Garaudy escribe en su Appel aux vivants: “Las palabras reflejan la
desintegración de esta cultura; a partir de ahora se llama a la paz
“equilibrio del terror”, a la traición a los pueblos se le denomina
“seguridad nacional”, a la violencia institucionalizada “orden”, a la
competencia selvática “liberalismo” y al conjunto de tales regresiones
“progreso”.
No
podemos llegar a una armonía mundial sin un respeto profundo por las
diferentes culturas, respeto imaginativo, cotidiano y fundamental sobre el
desarrollo equilibrado de la energía humana. Este nuevo orden cultural es el
paso de la hegemonía occidental al respeto de los pueblos, a la valoración
de las diferencias culturales y a una ecológica redefinición del proyecto
humano. El Islam descarta cualquier fórmula absolutista que sacralice el
poder, también cualquier democracia de tipo occidental, es decir,
individualista, desarrollista, estadística, delegada y alienada. Pues la
libertad no es negación ni soledad, sino harmonización del Imán.
El
Islam no puede ser inmovilizado en la historia pasada, debe por el contrario,
resolver los problemas de nuestro tiempo en el espíritu de la comunidad profética
de Medina. Jaurés afirma que permanecer fiel es transmitir no las cenizas del
hogar de nuestros antepasados, sino su llama, el propio hogar. El segundo
rasgo del Islam, que debemos observar con fidelidad todos los musulmanes, es
el aperturismo y la tolerancia.

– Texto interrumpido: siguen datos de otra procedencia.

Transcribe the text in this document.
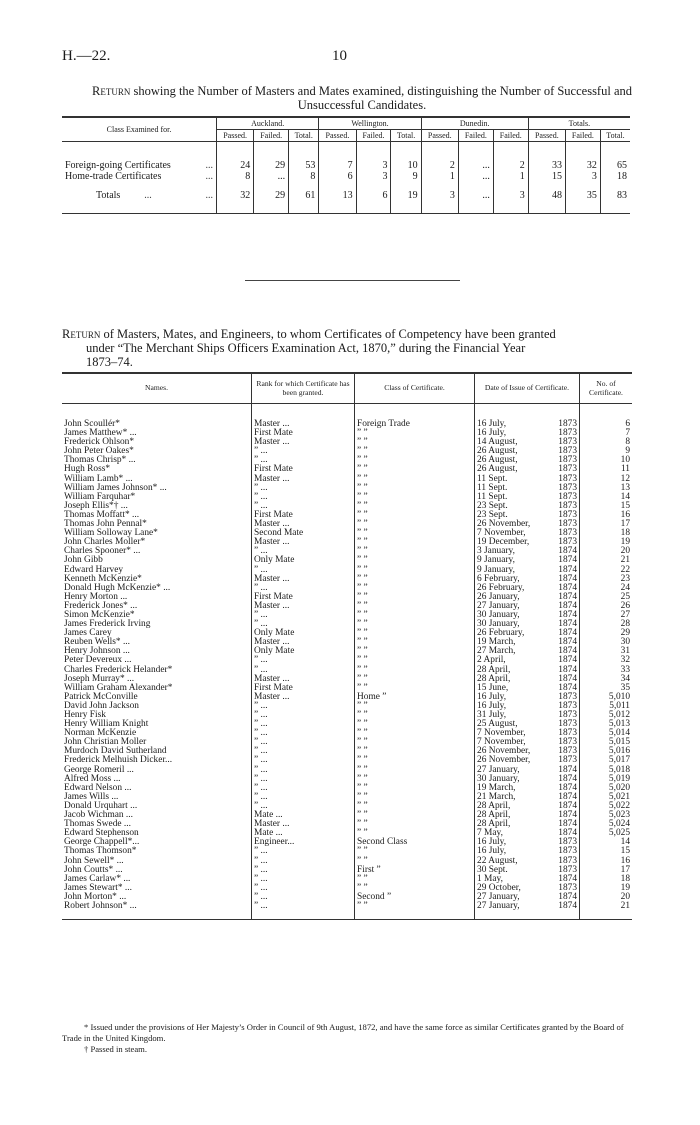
H.—22.	10
Return showing the Number of Masters and Mates examined, distinguishing the Number of Successful and Unsuccessful Candidates.
Class Examined for.	Auckland.			Wellington.			Dunedin.			Totals.		
	Passed.	Failed.	Total.	Passed.	Failed.	Total.	Passed.	Failed.	Failed.	Passed.	Failed.	Total.
Foreign-going Certificates ...	24	29	53	7	3	10	2	...	2	33	32	65
Home-trade Certificates ...	8	...	8	6	3	9	1	...	1	15	3	18
Totals ... ...	32	29	61	13	6	19	3	...	3	48	35	83
Return of Masters, Mates, and Engineers, to whom Certificates of Competency have been granted
under “The Merchant Ships Officers Examination Act, 1870,” during the Financial Year
1873–74.
Names.	Rank for which Certificate has been granted.	Class of Certificate.	Date of Issue of Certificate.	No. of Certificate.
John Scoullér*	Master ...	Foreign Trade	16 July, 1873	6
James Matthew* ...	First Mate	” ”	16 July, 1873	7
Frederick Ohlson*	Master ...	” ”	14 August, 1873	8
John Peter Oakes*	” ...	” ”	26 August, 1873	9
Thomas Chrisp* ...	” ...	” ”	26 August, 1873	10
Hugh Ross*	First Mate	” ”	26 August, 1873	11
William Lamb* ...	Master ...	” ”	11 Sept. 1873	12
William James Johnson* ...	” ...	” ”	11 Sept. 1873	13
William Farquhar*	” ...	” ”	11 Sept. 1873	14
Joseph Ellis*† ...	” ...	” ”	23 Sept. 1873	15
Thomas Moffatt* ...	First Mate	” ”	23 Sept. 1873	16
Thomas John Pennal*	Master ...	” ”	26 November, 1873	17
William Solloway Lane*	Second Mate	” ”	7 November, 1873	18
John Charles Moller*	Master ...	” ”	19 December, 1873	19
Charles Spooner* ...	” ...	” ”	3 January, 1874	20
John Gibb	Only Mate	” ”	9 January, 1874	21
Edward Harvey	” ...	” ”	9 January, 1874	22
Kenneth McKenzie*	Master ...	” ”	6 February, 1874	23
Donald Hugh McKenzie* ...	” ...	” ”	26 February, 1874	24
Henry Morton ...	First Mate	” ”	26 January, 1874	25
Frederick Jones* ...	Master ...	” ”	27 January, 1874	26
Simon McKenzie*	” ...	” ”	30 January, 1874	27
James Frederick Irving	” ...	” ”	30 January, 1874	28
James Carey	Only Mate	” ”	26 February, 1874	29
Reuben Wells* ...	Master ...	” ”	19 March, 1874	30
Henry Johnson ...	Only Mate	” ”	27 March, 1874	31
Peter Devereux ...	” ...	” ”	2 April, 1874	32
Charles Frederick Helander*	” ...	” ”	28 April, 1874	33
Joseph Murray* ...	Master ...	” ”	28 April, 1874	34
William Graham Alexander*	First Mate	” ”	15 June, 1874	35
Patrick McConville	Master ...	Home ”	16 July, 1873	5,010
David John Jackson	” ...	” ”	16 July, 1873	5,011
Henry Fisk	” ...	” ”	31 July, 1873	5,012
Henry William Knight	” ...	” ”	25 August, 1873	5,013
Norman McKenzie	” ...	” ”	7 November, 1873	5,014
John Christian Moller	” ...	” ”	7 November, 1873	5,015
Murdoch David Sutherland	” ...	” ”	26 November, 1873	5,016
Frederick Melhuish Dicker...	” ...	” ”	26 November, 1873	5,017
George Romeril ...	” ...	” ”	27 January, 1874	5,018
Alfred Moss ...	” ...	” ”	30 January, 1874	5,019
Edward Nelson ...	” ...	” ”	19 March, 1874	5,020
James Wills ...	” ...	” ”	21 March, 1874	5,021
Donald Urquhart ...	” ...	” ”	28 April, 1874	5,022
Jacob Wichman ...	Mate ...	” ”	28 April, 1874	5,023
Thomas Swede ...	Master ...	” ”	28 April, 1874	5,024
Edward Stephenson	Mate ...	” ”	7 May, 1874	5,025
George Chappell*...	Engineer...	Second Class	16 July, 1873	14
Thomas Thomson*	” ...	” ”	16 July, 1873	15
John Sewell* ...	” ...	” ”	22 August, 1873	16
John Coutts* ...	” ...	First ”	30 Sept. 1873	17
James Carlaw* ...	” ...	” ”	1 May, 1874	18
James Stewart* ...	” ...	” ”	29 October, 1873	19
John Morton* ...	” ...	Second ”	27 January, 1874	20
Robert Johnson* ...	” ...	” ”	27 January, 1874	21
* Issued under the provisions of Her Majesty’s Order in Council of 9th August, 1872, and have the same force as similar Certificates granted by the Board of Trade in the United Kingdom.
† Passed in steam.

Tenemos la grave responsabilidad de aplicar la
ciencia profética en cada país y en cada época, de forma que responda al
progreso y armonía de ese país y época. Es totalmente absurdo deducir
directamente del Corán y de la Sunna la creación de una escuela jurídica o
un movimiento que imponga las leyes de una política universal y temporal que
pretenda en el Islam o fuera del Islam cualquier hegemonía.
Sabemos
que el debate, la crítica y el conocimiento son la gran riqueza que permite a
todos humanizarnos; vaya en este sentido nuestra modesta aportación.